The main occupations of people from Wiley Park are Labourers 15.9%, Professionals 14.5%, Technicians and Trades Workers 13.4%, Machinery Operators And Drivers 12.4%, Clerical and Administrative Workers 11.8%, Sales Workers 11.5%, Community and Personal Service Workers 11.4%, Managers 6.2%.
The median individual income is $370.00 per week and the median household income is $876.00 per week.
21% of homes are fully owned, and 26.2% are in the process of being purchased by home loan mortgage. 48.3% of homes are rented.
The median rent in Wiley Park is $295 per week and the median mortgage repayment is $1600 per month.
Haberfield
60.4% of the people living in Haberfield are employed full time, 30.2% are working on a part time basis. Haberfield has an unemployment rate of 4.1%.

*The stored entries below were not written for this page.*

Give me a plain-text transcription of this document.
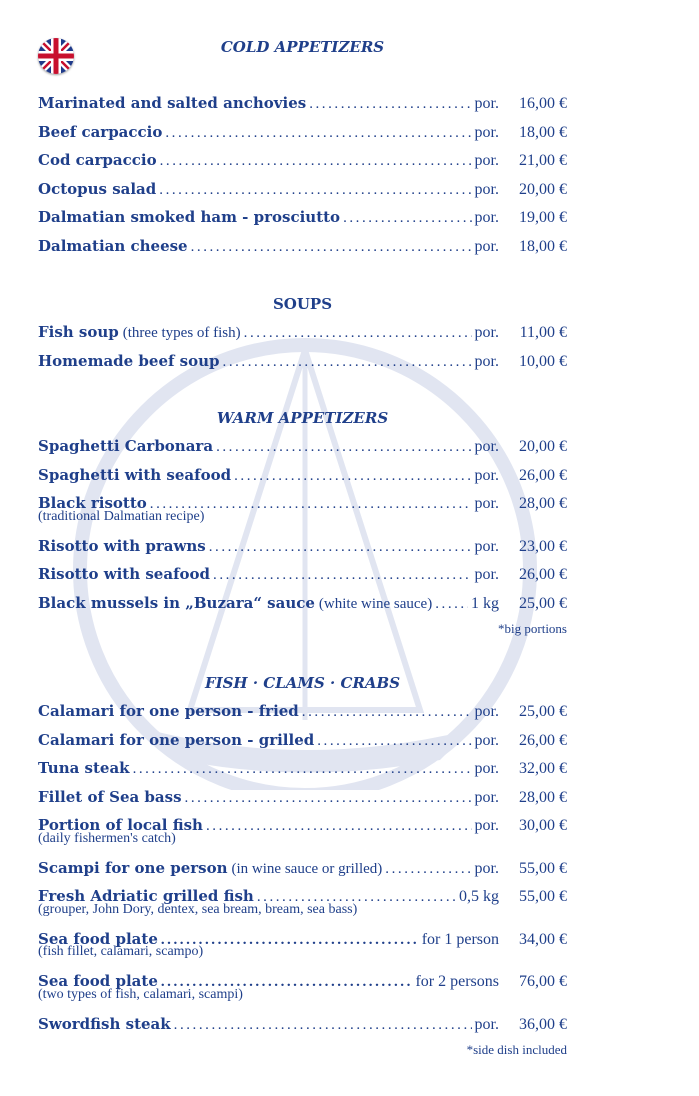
COLD APPETIZERS
Marinated and salted anchovies . . .	por.	16,00 €
Beef carpaccio . . .	por.	18,00 €
Cod carpaccio . . .	por.	21,00 €
Octopus salad . . .	por.	20,00 €
Dalmatian smoked ham - prosciutto . . .	por.	19,00 €
Dalmatian cheese . . .	por.	18,00 €
SOUPS
Fish soup (three types of fish) . . .	por.	11,00 €
Homemade beef soup . . .	por.	10,00 €
WARM APPETIZERS
Spaghetti Carbonara . . .	por.	20,00 €
Spaghetti with seafood . . .	por.	26,00 €
Black risotto . . .	por.	28,00 €
(traditional Dalmatian recipe)
Risotto with prawns . . .	por.	23,00 €
Risotto with seafood . . .	por.	26,00 €
Black mussels in „Buzara“ sauce (white wine sauce) . . . 1 kg	25,00 €
*big portions
FISH · CLAMS · CRABS
Calamari for one person - fried . . .	por.	25,00 €
Calamari for one person - grilled . . .	por.	26,00 €
Tuna steak . . .	por.	32,00 €
Fillet of Sea bass . . .	por.	28,00 €
Portion of local fish . . .	por.	30,00 €
(daily fishermen's catch)
Scampi for one person (in wine sauce or grilled) . . .	por.	55,00 €
Fresh Adriatic grilled fish . . .	0,5 kg	55,00 €
(grouper, John Dory, dentex, sea bream, bream, sea bass)
Sea food plate . . .	for 1 person	34,00 €
(fish fillet, calamari, scampo)
Sea food plate . . .	for 2 persons	76,00 €
(two types of fish, calamari, scampi)
Swordfish steak . . .	por.	36,00 €
*side dish included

The main occupations of people from Haberfield are Professionals 33.6%, Managers 17.1%, Clerical and Administrative Workers 15.1%, Technicians and Trades Workers 9.6%, Sales Workers 8.9%, Community and Personal Service Workers 7.8%, Labourers 4.4%, Machinery Operators And Drivers 2.2%.
The median individual income is $656.00 per week and the median household income is $1730.00 per week.
49.9% of homes are fully owned, and 28% are in the process of being purchased by home loan mortgage. 19.4% of homes are rented.
The median rent in Haberfield is $390 per week and the median mortgage repayment is $2600 per month.